En vertu de l’art. 62(2)e) de la LPVPC, une organisation doit rendre facilement accessible des renseignements expliquant ses politiques et ses pratiques de gestion des renseignements personnels, y compris les « périodes de conservation établies pour les renseignements personnels de nature sensible ». Or, il se peut qu’une organisation soit réticente à l’idée de publier ou diffuser ce type de renseignements, qui est propre à attirer l’attention de cybercriminels sur des entrepôts de données de grande valeur. Elle pourrait également ne pas être en mesure d’indiquer avec précision la période de conservation de renseignements personnels de nature sensible, celle-ci pouvant dépendre d’un certain nombre de critères comme la survenance d’un événement futur et incertain.

Plus généralement, il se peut qu’une organisation ait du mal à définir toutes les catégories de renseignements personnels « de nature sensible », l’expression n’étant pas définie dans la LPVPC et dépendant de divers facteurs contextuels. Par exemple, alors que certaines catégories de renseignements personnels seront presque toujours considérées comme de nature sensible (les renseignements sur la santé, les finances, les origines ethniques et raciales, les opinions politiques, la vie sexuelle ou l’orientation sexuelle et les croyances religieuses ou philosophiques, ainsi que les données génétiques et biométriques) ou fréquemment reconnues comme telles (renseignements personnels de mineurs), d’autres pourraient ne l’être que dans certaines situations. Il est donc raisonnable de s’attendre à ce que les mesures prises par chaque organisation pour respecter cette exigence varient considérablement, car il n’est pas toujours évident de savoir si un renseignement donné est de nature sensible au sens de la LPVPC.

Pour ces raisons, il pourrait être plus à propos d’exiger des organisations qu’elles fournissent une « explication générale » de leurs pratiques de conservation des données sans égard au degré de sensibilité des renseignements. Ceci serait cohérent avec les al. 62(2)b) et c), chacun desquels exigent qu’une organisation rende accessible une « explication générale » de son utilisation de renseignements personnels. De plus, une telle exigence refléterait certaines décisions du Commissariat en vertu de la LPRPDE à l’effet qu’un individu devrait être en mesure d’obtenir de l’information sur la politique générale de conservation d’une organisation sans avoir à déployer d’efforts déraisonnables.

Consentement

La LPVPC apporte d’importants changements aux règles entourant le consentement à la collecte, à l’utilisation et à la communication de renseignements personnels. Elle introduit une exception au consentement pour des « activités d’affaires » déterminées, de même qu’une autre, plus flexible, pour certaines activités de traitement effectuées pour laquelle l’organisation a un « intérêt légitime ». En outre, la LPVPC considère les renseignements personnels de mineurs comme étant de nature sensible sans égard à leur nature ou au contexte de leur traitement. Par conséquent, un consentement explicite pourrait être requis pour tout traitement de renseignements personnels de mineurs, à moins qu’une exception au consentement ne s’applique.

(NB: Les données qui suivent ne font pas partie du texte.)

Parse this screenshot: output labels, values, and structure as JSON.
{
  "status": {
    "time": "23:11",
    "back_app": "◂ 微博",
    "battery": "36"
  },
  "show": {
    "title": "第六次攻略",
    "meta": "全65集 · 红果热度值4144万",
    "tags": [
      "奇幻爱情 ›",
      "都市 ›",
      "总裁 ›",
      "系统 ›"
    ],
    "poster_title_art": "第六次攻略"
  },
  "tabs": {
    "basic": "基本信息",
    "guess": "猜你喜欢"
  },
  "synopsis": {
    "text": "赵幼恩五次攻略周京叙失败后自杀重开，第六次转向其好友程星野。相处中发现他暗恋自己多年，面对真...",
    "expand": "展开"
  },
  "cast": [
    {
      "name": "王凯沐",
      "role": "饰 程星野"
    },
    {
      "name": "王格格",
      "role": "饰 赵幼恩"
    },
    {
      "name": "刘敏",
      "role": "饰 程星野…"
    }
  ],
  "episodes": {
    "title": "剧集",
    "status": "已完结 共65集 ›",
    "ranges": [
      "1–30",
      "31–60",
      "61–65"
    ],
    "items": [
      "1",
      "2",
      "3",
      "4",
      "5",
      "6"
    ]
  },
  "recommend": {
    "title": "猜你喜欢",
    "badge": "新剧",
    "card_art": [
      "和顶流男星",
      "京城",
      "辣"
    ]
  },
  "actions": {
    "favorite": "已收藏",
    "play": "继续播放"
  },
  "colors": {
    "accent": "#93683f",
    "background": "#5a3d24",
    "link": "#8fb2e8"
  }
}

Les entreprises se réjouissent que la LPVPC cherche à mieux équilibrer les intérêts commerciaux légitimes des organisations et le droit des Canadiens au respect de leur vie privée en matière de traitement de renseignements personnels. Cependant, en pratique, certains aspects de ces nouvelles dispositions risquent de donner du fil à retordre aux organisations.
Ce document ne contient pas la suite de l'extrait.